The backtester follows an object-oriented design with classes descending from an abstract BlockingRule class. Lazy evaluation was implemented in many functions where assignments would be delayed until necessary so that they could be done in batches; this improved runtime by over 100x. As usual, operations were vectorized wherever possible.
The backtester was coded entirely in Python using the numpy and pandas libraries.
Neural Network Teacher-Student Training (June 2017 - August 2017)
My summer internship project focused on a critical question for my company, Gyrfalcon Technology: can a trained model transfer its learned decision boundary onto a new model of possibly different complexity and architecture? If not, then our first-generation TPU, a chip specialized for deep learning operations, was in trouble because it only supported one architecture (although the architecture in question was the extremely dense and deep VGG-16). Although my results were very preliminary, the answer appears to be "yes"!

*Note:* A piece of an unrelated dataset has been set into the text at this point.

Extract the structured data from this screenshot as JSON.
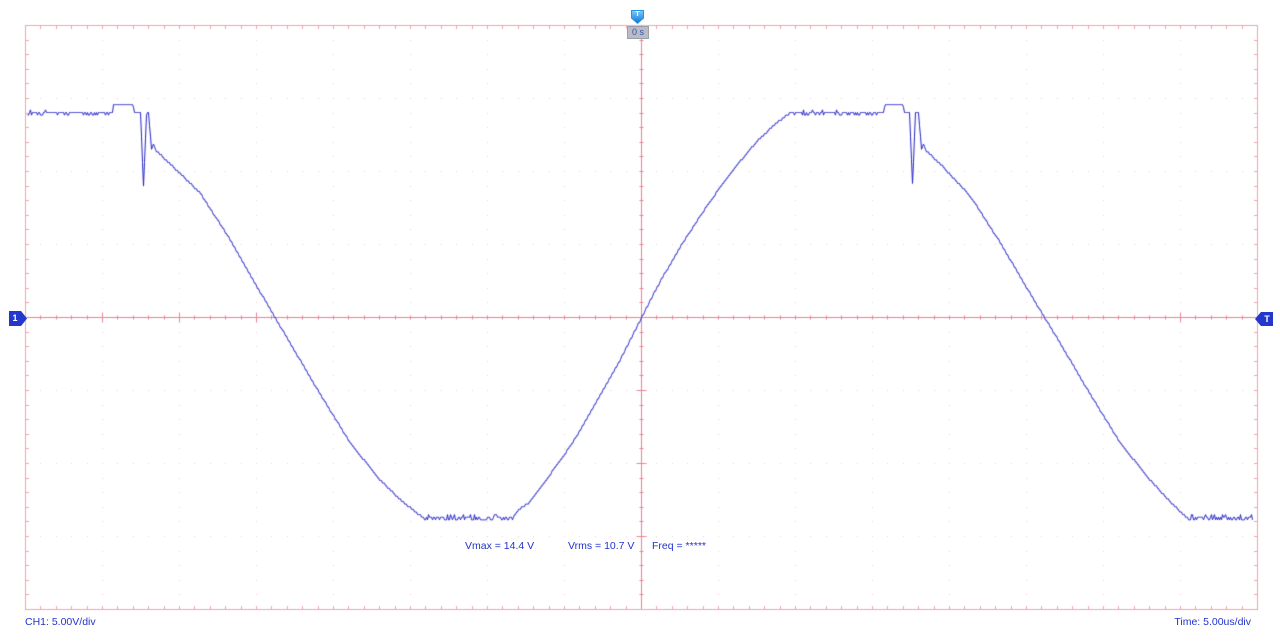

The project was centered around convolutional neural networks (CNNs). In particular we dealt with custom loss functions using both a neural network's softmax output as well as the ground truth labels. Another problem which arose towards the end was probability calibration of softmax output using temperature scaling.
The project was built off of the Caffe deep learning library because its performance is established and the framework is relatively easy to understand (but only in retrospect). Python was used as a means to interface with Caffe, and as a method to write custom nets and loss functions.
Financial Statements Text Analysis (May 2017 - August 2017)
The documentation shown here is part of a research project I worked on during the summer of 2017 (May-August) where I analyzed whether features extracted from corporate text documents provided trading signals that would be actionable days or even weeks after their release to the general public. The project was primarily about data processing as the annual and quarterly statements of every single company which filed with the SEC had to be downloaded from the EDGAR database and processed from a raw .html format. I published documented code to process these .html files on data.world, for others to use, as well as my processed data for all filings between 2013-2016 and other relevant financial data such as CIK, ticker info, and a sentiment dictionary specialized for financial texts; at the time of writing the data.world submission has over 60 bookmarks.
Natural language processing concepts played a big role in the data processing and analysis. Term-frequency, inverse-document frequency (tf-idf) transformations were applied to raw text data, and features generated were built primarily off cosine distance and text sentiment scores.
I used the statistical computing language R to write all code in this project. Retrieving pointers to EDGAR data was done using the EDGAR package. Workhorse functions were coded using various tidyverse libraries with the main ones being dplyr for data munging, stringr for string processing, and purrr for writing MapReduce operations. The quanteda package was used to translate the processed data into various numeric forms for analysis. Working with raw html data required relatively advanced use of regular expressions (regex).